Jakarta (Antara Babel) - Komisi Pemberantasan Korupsi (KPK) memutuskan
menerima dan tidak akan mengajukan banding terhadap putusan perkara
mantan anggota Komisi V DPR dari Fraksi PDI-Perjuangan Damayanti Wisnu
Putranti, yang divonis 4,5 tahun penjara karena terbukti menerima suap
terkait pengurusan anggaran di Kementerian Pekerjaan Umum dan Perumahan
Rakyat.
"Pimpinan (KPK menyatakan) kita tidak banding," kata ketua jaksa
penuntut umum KPK dalam perkara Damayanti, Ronald F Worotikan, di
Pengadilan Tindak Pidana Korupsi Jakarta, Senin.
Pada 26 September 2016 majelis hakim menyatakan Damayanti terbukti
menerima suap 278.700 ribu dolar Singapura dan Rp1 miliar sebagai komisi
pengurusan program aspirasi di Kementerian Pekerjaan Umum dan Perumahan
Rakyat (PUPR) dan dijatuhi vonis hukuman 4,5 tahun penjara ditambah
denda Rp500 juta subsider tiga bulan kurungan.
Ketika itu baik Damayanti maupun jaksa KPK menyatakan akan pikir-pikir selama tujuh hari.
Putusan hukuman terhadap Damayanti lebih rendah dari tuntutan jaksa,
yang meminta hakim menjatuhi dia hukuman penjara selama enam tahun
penjara ditambah denda Rp500 juta subsider enam bulan kurungan ditambah
pencabutan hak untuk dipilih dalam jabatan publik.
"Alasannya, kalau dilihat dari pertimbangan kita sudah banyak masuk
ke putusan, itu pertimbangan pertama.

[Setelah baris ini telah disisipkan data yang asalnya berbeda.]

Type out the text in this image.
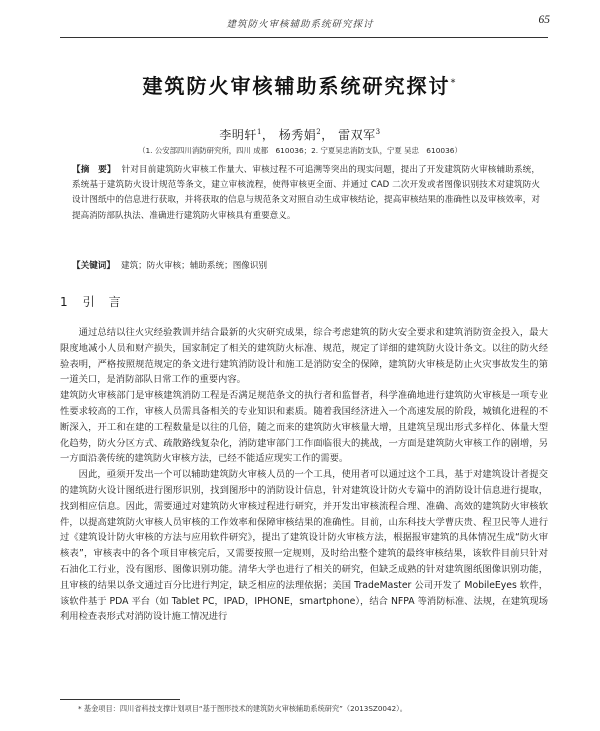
建筑防火审核辅助系统研究探讨	65
建筑防火审核辅助系统研究探讨*
李明轩$^1$， 杨秀娟$^2$， 雷双军$^3$
（1. 公安部四川消防研究所，四川 成都　610036；2. 宁夏吴忠消防支队，宁夏 吴忠　610036）
【摘　要】 针对目前建筑防火审核工作量大、审核过程不可追溯等突出的现实问题，提出了开发建筑防火审核辅助系统，系统基于建筑防火设计规范等条文，建立审核流程，使得审核更全面、并通过 CAD 二次开发或者图像识别技术对建筑防火设计图纸中的信息进行获取，并将获取的信息与规范条文对照自动生成审核结论，提高审核结果的准确性以及审核效率，对提高消防部队执法、准确进行建筑防火审核具有重要意义。
【关键词】 建筑；防火审核；辅助系统；图像识别
1 引　言

通过总结以往火灾经验教训并结合最新的火灾研究成果，综合考虑建筑的防火安全要求和建筑消防资金投入，最大限度地减小人员和财产损失，国家制定了相关的建筑防火标准、规范，规定了详细的建筑防火设计条文。以往的防火经验表明，严格按照规范规定的条文进行建筑消防设计和施工是消防安全的保障，建筑防火审核是防止火灾事故发生的第一道关口，是消防部队日常工作的重要内容。

建筑防火审核部门是审核建筑消防工程是否满足规范条文的执行者和监督者，科学准确地进行建筑防火审核是一项专业性要求较高的工作，审核人员需具备相关的专业知识和素质。随着我国经济进入一个高速发展的阶段，城镇化进程的不断深入，开工和在建的工程数量是以往的几倍，随之而来的建筑防火审核量大增，且建筑呈现出形式多样化、体量大型化趋势，防火分区方式、疏散路线复杂化，消防建审部门工作面临很大的挑战，一方面是建筑防火审核工作的剧增，另一方面沿袭传统的建筑防火审核方法，已经不能适应现实工作的需要。

因此，亟须开发出一个可以辅助建筑防火审核人员的一个工具，使用者可以通过这个工具，基于对建筑设计者提交的建筑防火设计图纸进行图形识别，找到图形中的消防设计信息，针对建筑设计防火专篇中的消防设计信息进行提取，找到相应信息。因此，需要通过对建筑防火审核过程进行研究，并开发出审核流程合理、准确、高效的建筑防火审核软件，以提高建筑防火审核人员审核的工作效率和保障审核结果的准确性。目前，山东科技大学曹庆贵、程卫民等人进行过《建筑设计防火审核的方法与应用软件研究》，提出了建筑设计防火审核方法，根据报审建筑的具体情况生成“防火审核表”，审核表中的各个项目审核完后，又需要按照一定规则，及时给出整个建筑的最终审核结果，该软件目前只针对石油化工行业，没有图形、图像识别功能。清华大学也进行了相关的研究，但缺乏成熟的针对建筑图纸图像识别功能，且审核的结果以条文通过百分比进行判定，缺乏相应的法理依据；美国 TradeMaster 公司开发了 MobileEyes 软件，该软件基于 PDA 平台（如 Tablet PC，IPAD，IPHONE，smartphone），结合 NFPA 等消防标准、法规，在建筑现场利用检查表形式对消防设计施工情况进行

* 基金项目：四川省科技支撑计划项目“基于图形技术的建筑防火审核辅助系统研究”（2013SZ0042）。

Kedua, hukuman pidananya juga
sudah dua pertiga, kemudian dendanya juga sudah sesuai jadi itu
pertimbangannya," kata jaksa Ronald.
Majelis hakim yang terdiri atas Sumpeno, Mas'ud, Baslin Sinaga,
Titik dan Sigit Herman Binaji juga tidak memenuhi tuntutan jaksa KPK
agar hak Damayanti untuk menduduki jabatan publik dicabut selama lima
tahun sejak Damayanti selesai menjalani pidana pidana pokoknya.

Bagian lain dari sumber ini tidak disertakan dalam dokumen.